In that race, Hickenlooper took aim at ambitious proposals from fellow candidates, including "Medicare for all" and the Green New Deal, which he labelled "socialist" and said risked handing the election to President Donald Trump.
"John Hickenlooper is the new Joe Lieberman," proposed Rolling Stone's Matt Taibi in a Monday article suggesting Hickenlooper's vulnerabilities with Democrats on climate issues could mirror the problems the former Connecticut senator ran into in a 2006 primary over his support for the Iraq War.
Andrew Romanoff, a former state House speaker and one of the other Democrats running against Gardner, tore into Hickenlooper for "echoing [Gardner's] talking points" on climate change and health care.
“Cory and John have attacked these progressive priorities as socialist or Stalinist. That’s outrageous," Romanoff said in a statement.
After the DSCC endorsed Hickenlooper, Romanoff combined the attacks in a tweet: "The @dscc has no qualms at all—they recruited a candidate to fight the #GreenNewDeal & #MedicareForAll, and now they’re doubling down on their investment. We can bend to Washington’s will — or break them."
The other Democrats in the primary include former state Sen. Mike Johnston, D-Denver, former Obama-era ambassador Dan Baer, and former U.S. Attorney for Colorado John Walsh.
The dust is far from settled, but a Democratic operative and occasional political analyst agreed the national Democrats should let Colorado decide on its own Senate nominee even while cautioning progressives against going too negative, potentially doing the Republicans' work for them.
"I don’t understand why the folks in Washington, D.C., haven’t gotten the memo that people don’t like it when they meddle in primaries," Ian Silverii, executive director of ProgressNow Colorado, said in an interview. "Let us fight our own fight out here."
Added Silverii: "I think primaries are good.
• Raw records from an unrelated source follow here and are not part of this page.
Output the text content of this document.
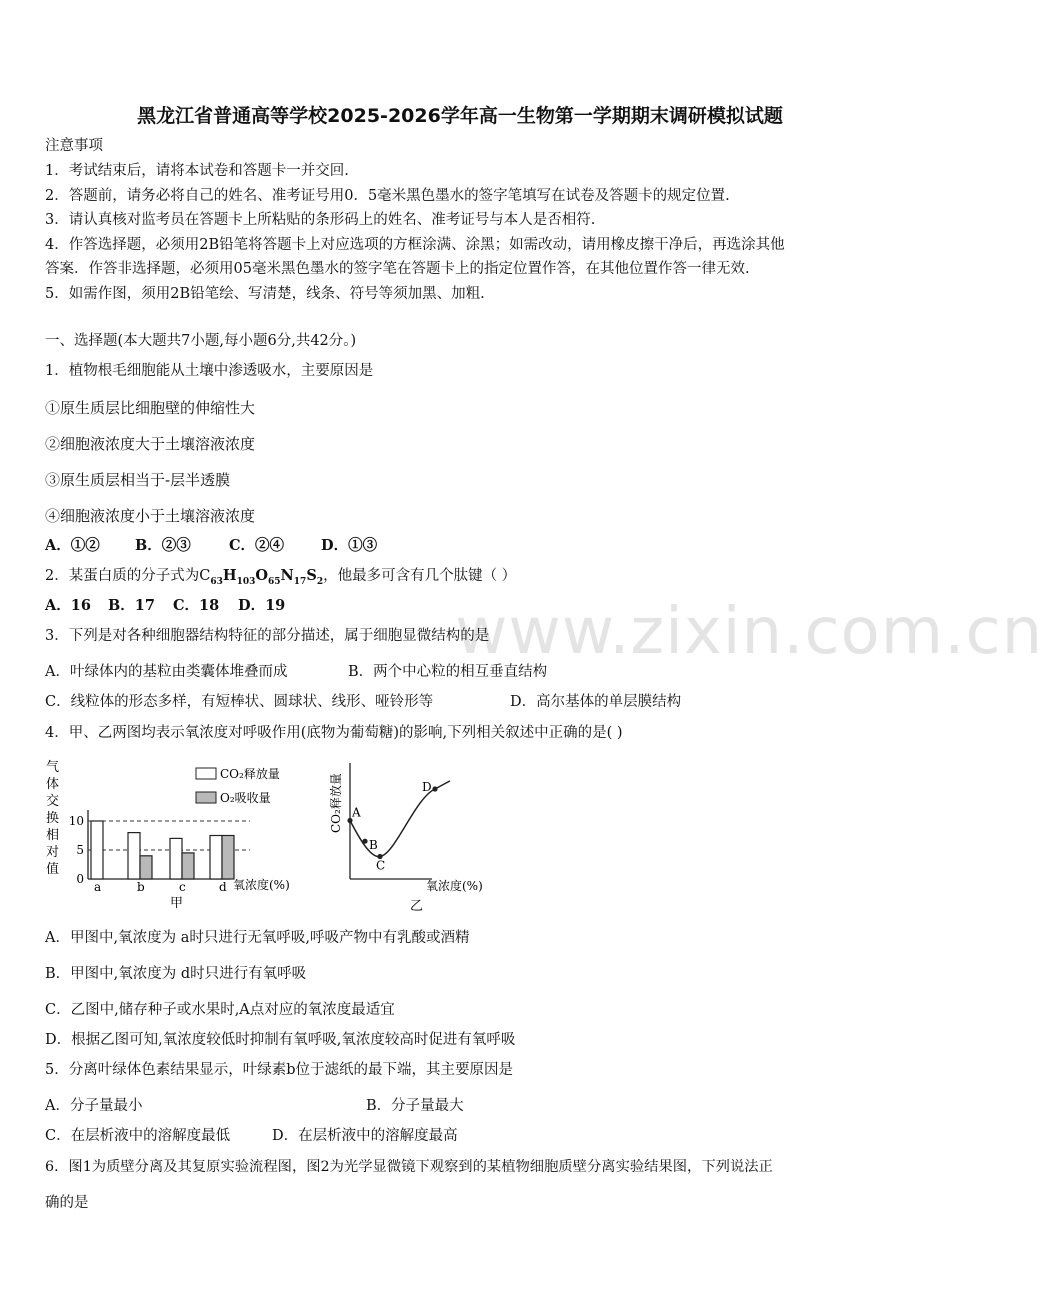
黑龙江省普通高等学校2025-2026学年高一生物第一学期期末调研模拟试题
注意事项
1．考试结束后，请将本试卷和答题卡一并交回.
2．答题前，请务必将自己的姓名、准考证号用0．5毫米黑色墨水的签字笔填写在试卷及答题卡的规定位置.
3．请认真核对监考员在答题卡上所粘贴的条形码上的姓名、准考证号与本人是否相符.
4．作答选择题，必须用2B铅笔将答题卡上对应选项的方框涂满、涂黑；如需改动，请用橡皮擦干净后，再选涂其他
答案．作答非选择题，必须用05毫米黑色墨水的签字笔在答题卡上的指定位置作答，在其他位置作答一律无效.
5．如需作图，须用2B铅笔绘、写清楚，线条、符号等须加黑、加粗.
一、选择题(本大题共7小题,每小题6分,共42分。)
1．植物根毛细胞能从土壤中渗透吸水，主要原因是
①原生质层比细胞壁的伸缩性大
②细胞液浓度大于土壤溶液浓度
③原生质层相当于-层半透膜
④细胞液浓度小于土壤溶液浓度
A．①② B．②③	C．②④	D．①③
2．某蛋白质的分子式为$C_{63}H_{103}O_{65}N_{17}S_2$，他最多可含有几个肽键（ ）
A．16 B．17 C．18 D．19	www.zixin.com.cn
3．下列是对各种细胞器结构特征的部分描述，属于细胞显微结构的是
A．叶绿体内的基粒由类囊体堆叠而成	B．两个中心粒的相互垂直结构
C．线粒体的形态多样，有短棒状、圆球状、线形、哑铃形等	D．高尔基体的单层膜结构
4．甲、乙两图均表示氧浓度对呼吸作用(底物为葡萄糖)的影响,下列相关叙述中正确的是( )
气
体
交
换
相
对
值
0
5
10
a	b	c	d
CO₂释放量
O₂吸收量
氧浓度(%)
甲
CO₂释放量 A
B
C
D
氧浓度(%)
乙
A．甲图中,氧浓度为 a时只进行无氧呼吸,呼吸产物中有乳酸或酒精
B．甲图中,氧浓度为 d时只进行有氧呼吸
C．乙图中,储存种子或水果时,A点对应的氧浓度最适宜
D．根据乙图可知,氧浓度较低时抑制有氧呼吸,氧浓度较高时促进有氧呼吸
5．分离叶绿体色素结果显示，叶绿素b位于滤纸的最下端，其主要原因是
A．分子量最小	B．分子量最大
C．在层析液中的溶解度最低	D．在层析液中的溶解度最高
6．图1为质壁分离及其复原实验流程图，图2为光学显微镜下观察到的某植物细胞质壁分离实验结果图，下列说法正
确的是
They force the party to reckon with the coalitions, they force candidates to define their votes, to really think through their positions and come up with reason those positions were a certain way and are a certain way now, if things are different."
Silverii said he was concerned about some of the scorched-earth attacks on Hickenlooper.
"The way those can do damage is if we burn down the house on the way to the real [election] cycle," he said. "This isn’t about coronating anybody, this isn’t about trying to play it safe and easy. It's a chance for each candidate to define what they’re going to do for Colorado. And once the primary's over, we'll do just like we did in 2018 — unite and beat the bad guys."
Hickenlooper's opponents haven't been the only ones swinging hard.
Curtis Hubbard, a political consultant and Hickenlooper supporter — he registered domain names for a Hickenlooper Senate campaign before the candidate had dropped out of the presidential primary — provoked a backlash on social media Tuesday when he pointed out in a tweet that the three other Democratic primary candidates who have run statewide all lost their races and encouraged "any of the other no-hopers" to step aside.
"Time for pretenders to drop vanity projects," Hubbard wrote, after noting that Hickenlooper has twice won election as governor, while Johnston, Romanoff and Madden all came up short when they were on the statewide ballot in primary or general elections. (Johnston came in third when he sought the Democratic nomination for governor last year, Romanoff lost a 2010 primary against U.S. Sen. Michael Bennet, and Madden lost a 2016 bid for University of Colorado regent at-large.)
A few Twitter users — including Matt Whitlock, a senior advisor to the National Republican Senatorial Committee — proclaimed that Hickenlooper's presidential campaign was considered a "vanity project" by some, while others slammed Hubbard for a message they deemed "a bit ... caustic."